Tonight’s televisual entertainment was twofold. A repeat (I missed it the first time round, dunno about you) of Bill Oddie’s How To Watch Wildlife saw everyone’s shortest Goodie meandering around his manor of Hampstead Heath extolling the various natural virtues of said urban wilderness through each of the four seasons.The difference between Oddie’s style of wildlife presenting and David Attenborough’s current series Planet Earth couldn’t be more different. Attenborough’s relaxed, measured narration is the to Oddie’s frantic bumbling and constant self-interruption. “As you can see up in this tree is a – Oooh hang on, there’s a kingfisher! Look!”

I’m sure one would never catch our Dave kicking through piles of autumn leaves (totally unheeding of the hidden perils left by the four-legged visitors to the Heath), whilst informing viewers that in America autumn is referred to as “The Fall” then bursting into a Frank Sinatra number. I felt quite sorry for Bill when the lack of fauna that weren’t crows started to get to him a little in winter. Infront of the overcast and bleak view out to Canary Wharf, he urged the viewer to “regularly visit your local patch – every day if you can.” Needless to say there were no scenes shot at dusk. Bill must keep those to himself. “I like to be where it’s at, where the action is, but without the Heath I would go totally nuts.” Right you are Bill.
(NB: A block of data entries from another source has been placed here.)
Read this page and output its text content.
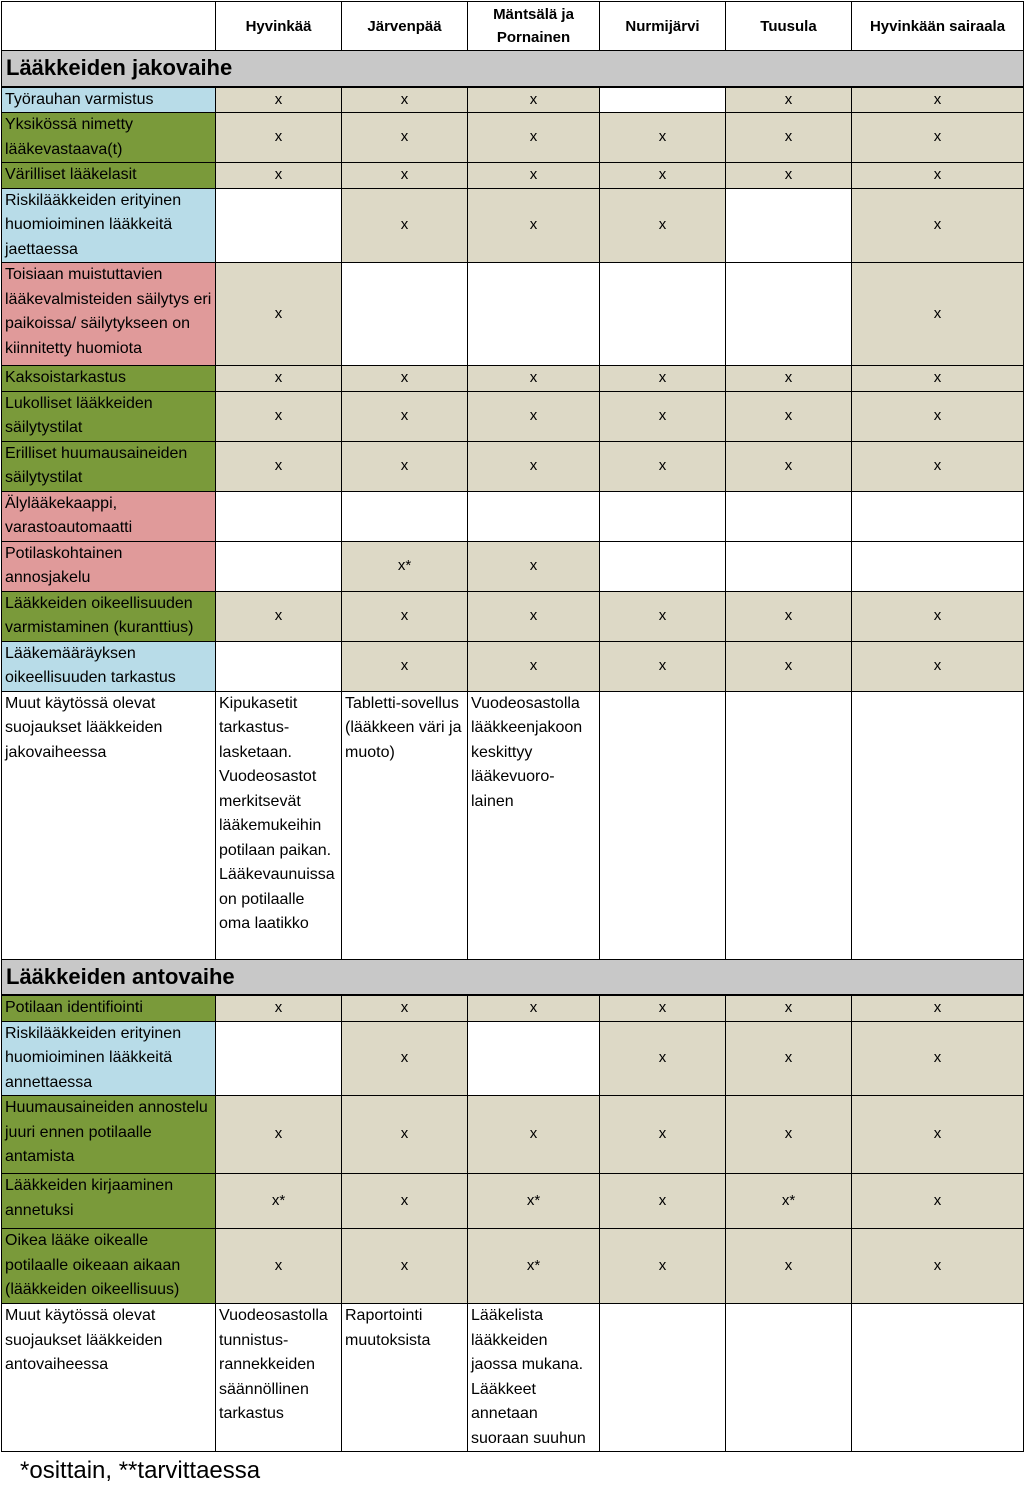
	Hyvinkää	Järvenpää	Mäntsälä ja Pornainen	Nurmijärvi	Tuusula	Hyvinkään sairaala
Lääkkeiden jakovaihe						
Työrauhan varmistus	x	x	x		x	x
Yksikössä nimetty lääkevastaava(t)	x	x	x	x	x	x
Värilliset lääkelasit	x	x	x	x	x	x
Riskilääkkeiden erityinen huomioiminen lääkkeitä jaettaessa		x	x	x		x
Toisiaan muistuttavien lääkevalmisteiden säilytys eri paikoissa/ säilytykseen on kiinnitetty huomiota	x					x
Kaksoistarkastus	x	x	x	x	x	x
Lukolliset lääkkeiden säilytystilat	x	x	x	x	x	x
Erilliset huumausaineiden säilytystilat	x	x	x	x	x	x
Älylääkekaappi, varastoautomaatti						
Potilaskohtainen annosjakelu		x*	x			
Lääkkeiden oikeellisuuden varmistaminen (kuranttius)	x	x	x	x	x	x
Lääkemääräyksen oikeellisuuden tarkastus		x	x	x	x	x
Muut käytössä olevat suojaukset lääkkeiden jakovaiheessa	Kipukasetit tarkastus-lasketaan. Vuodeosastot merkitsevät lääkemukeihin potilaan paikan. Lääkevaunuissa on potilaalle oma laatikko	Tabletti-sovellus (lääkkeen väri ja muoto)	Vuodeosastolla lääkkeenjakoon keskittyy lääkevuoro-lainen			
Lääkkeiden antovaihe						
Potilaan identifiointi	x	x	x	x	x	x
Riskilääkkeiden erityinen huomioiminen lääkkeitä annettaessa		x		x	x	x
Huumausaineiden annostelu juuri ennen potilaalle antamista	x	x	x	x	x	x
Lääkkeiden kirjaaminen annetuksi	x*	x	x*	x	x*	x
Oikea lääke oikealle potilaalle oikeaan aikaan (lääkkeiden oikeellisuus)	x	x	x*	x	x	x
Muut käytössä olevat suojaukset lääkkeiden antovaiheessa	Vuodeosastolla tunnistus-rannekkeiden säännöllinen tarkastus	Raportointi muutoksista	Lääkelista lääkkeiden jaossa mukana. Lääkkeet annetaan suoraan suuhun			
*osittain, **tarvittaessa
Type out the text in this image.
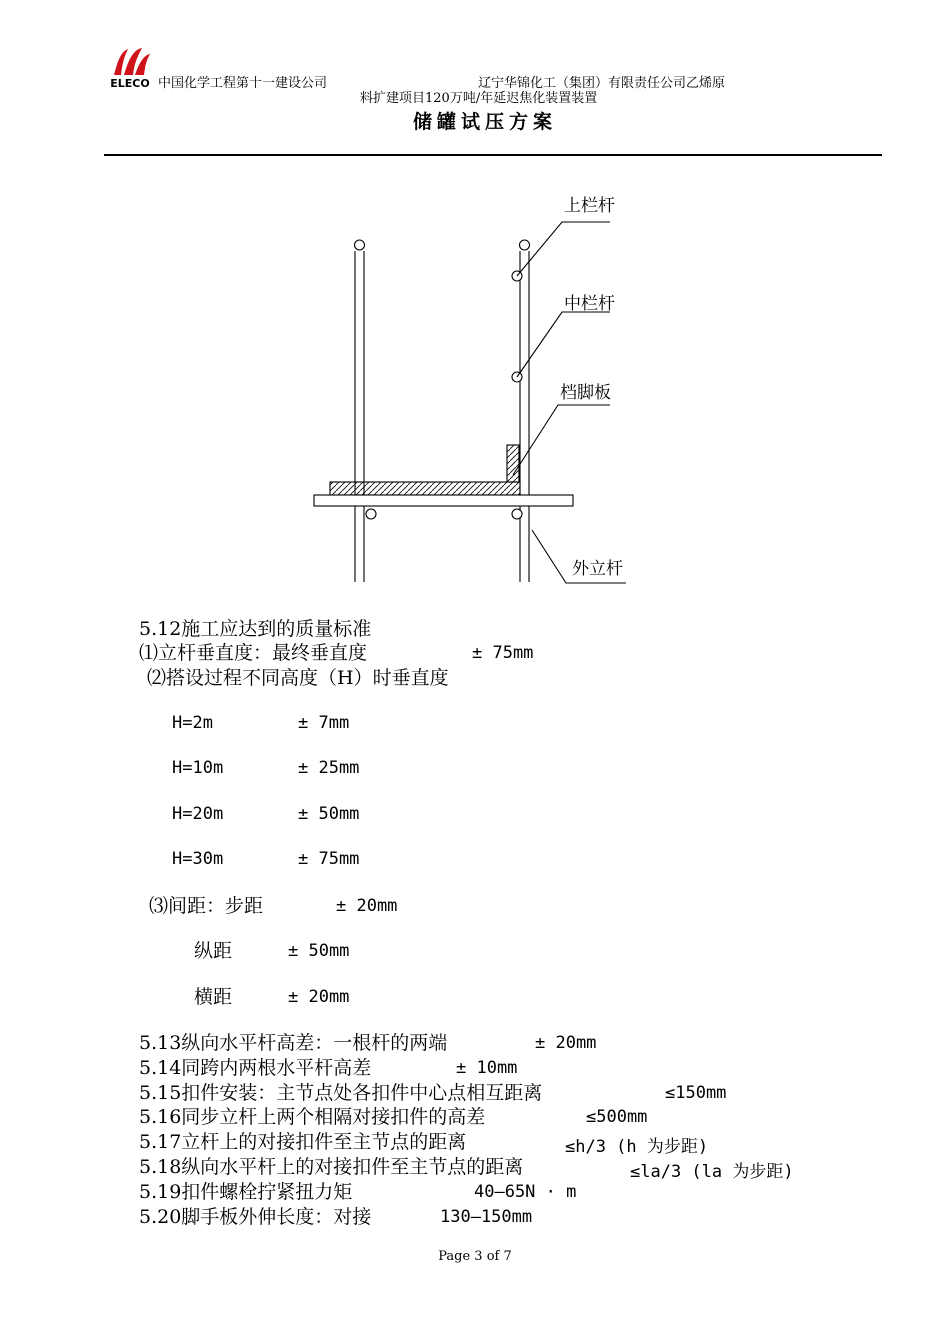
ELECO 中国化学工程第十一建设公司	辽宁华锦化工（集团）有限责任公司乙烯原
料扩建项目120万吨/年延迟焦化装置装置
储罐试压方案
上栏杆
中栏杆
档脚板
外立杆
5.12施工应达到的质量标准
⑴立杆垂直度：最终垂直度	± 75mm
⑵搭设过程不同高度（H）时垂直度
H=2m	± 7mm
H=10m	± 25mm
H=20m	± 50mm
H=30m	± 75mm
⑶间距：步距	± 20mm
纵距	± 50mm
横距	± 20mm
5.13纵向水平杆高差：一根杆的两端	± 20mm
5.14同跨内两根水平杆高差	± 10mm
5.15扣件安装：主节点处各扣件中心点相互距离	≤150mm
5.16同步立杆上两个相隔对接扣件的高差	≤500mm
5.17立杆上的对接扣件至主节点的距离	≤h/3 (h 为步距)
5.18纵向水平杆上的对接扣件至主节点的距离	≤la/3 (la 为步距)
5.19扣件螺栓拧紧扭力矩	40—65N · m
5.20脚手板外伸长度：对接	130—150mm
Page 3 of 7
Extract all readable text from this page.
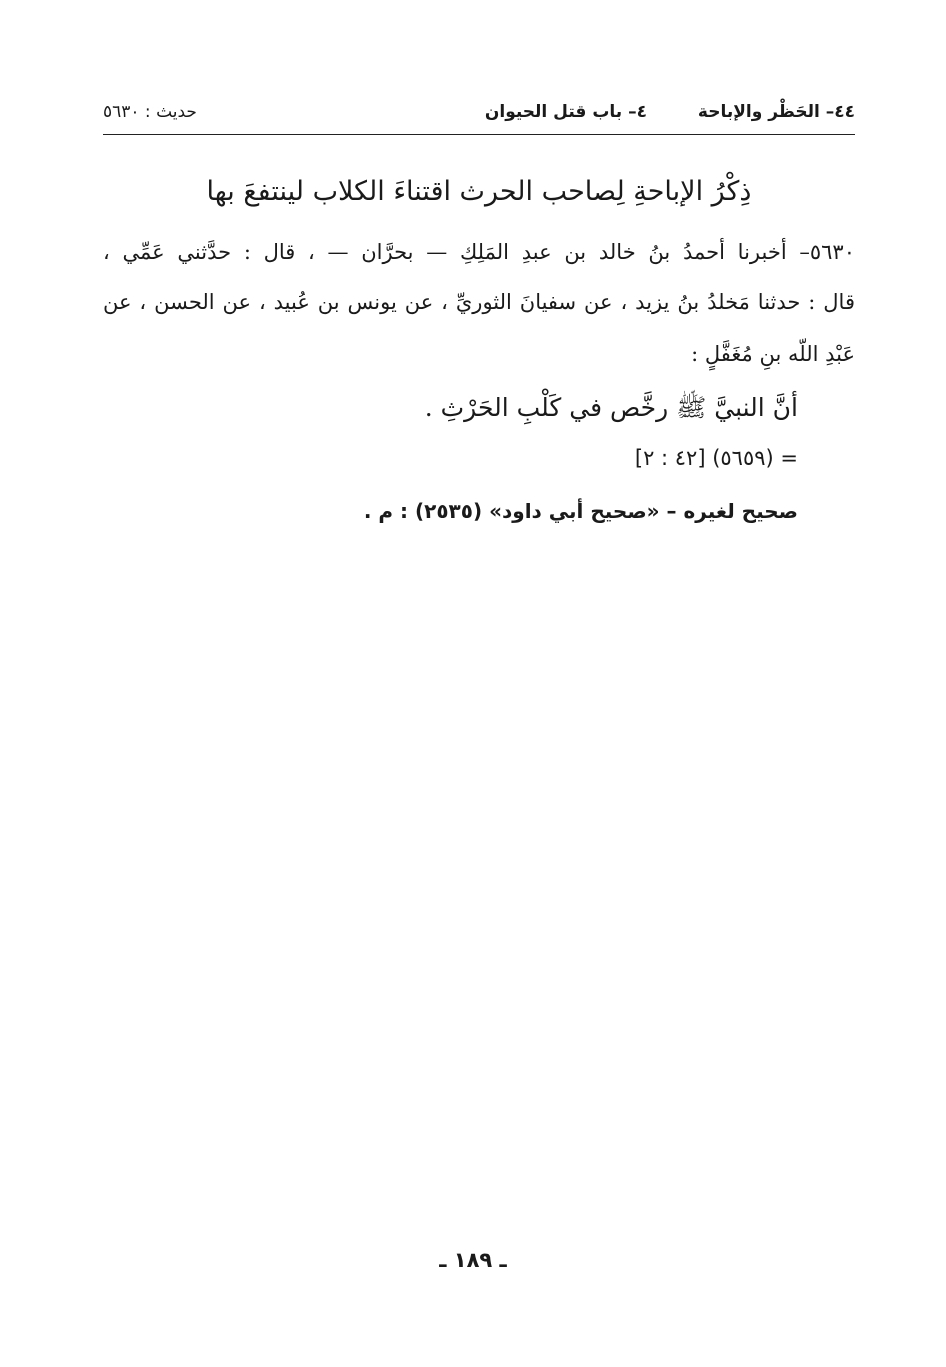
٤٤– الحَظْر والإباحة
٤– باب قتل الحيوان
حديث : ٥٦٣٠
ذِكْرُ الإباحةِ لِصاحب الحرث اقتناءَ الكلاب لينتفعَ بها
٥٦٣٠– أخبرنا أحمدُ بنُ خالد بن عبدِ المَلِكِ — بحرَّان — ، قال : حدَّثني عَمِّي ،
قال : حدثنا مَخلدُ بنُ يزيد ، عن سفيانَ الثوريِّ ، عن يونس بن عُبيد ، عن الحسن ، عن
عَبْدِ اللّه بنِ مُغَفَّلٍ :
أنَّ النبيَّ ﷺ رخَّص في كَلْبِ الحَرْثِ .
= (٥٦٥٩) [٤٢ : ٢]
صحيح لغيره – «صحيح أبي داود» (٢٥٣٥) : م .
ـ ١٨٩ ـ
I’ve only visited Hampstead Heath a couple of times. On my next visit I will make sure to look out for the two escaped green parakeets that live there (“I prefer the story that they once belonged to Jimi Hendrix!”). No such tropical fauna or seamless link to this week’s Ghost Whisperer – a bizarre episode where Jenny Love Hewitt visits a circus. Without revealing too many spoilers, our Jen sorts out a magician (defiant), his brother (dead), his wife (psychic AND pregnant) and A HORRID VENTRILOQUIST’S DUMMY NOES. Add to that a fair few plot threads that aren’t resolved at all and an abrupt ending with Jenny in tears, and you have the makings of classic telly.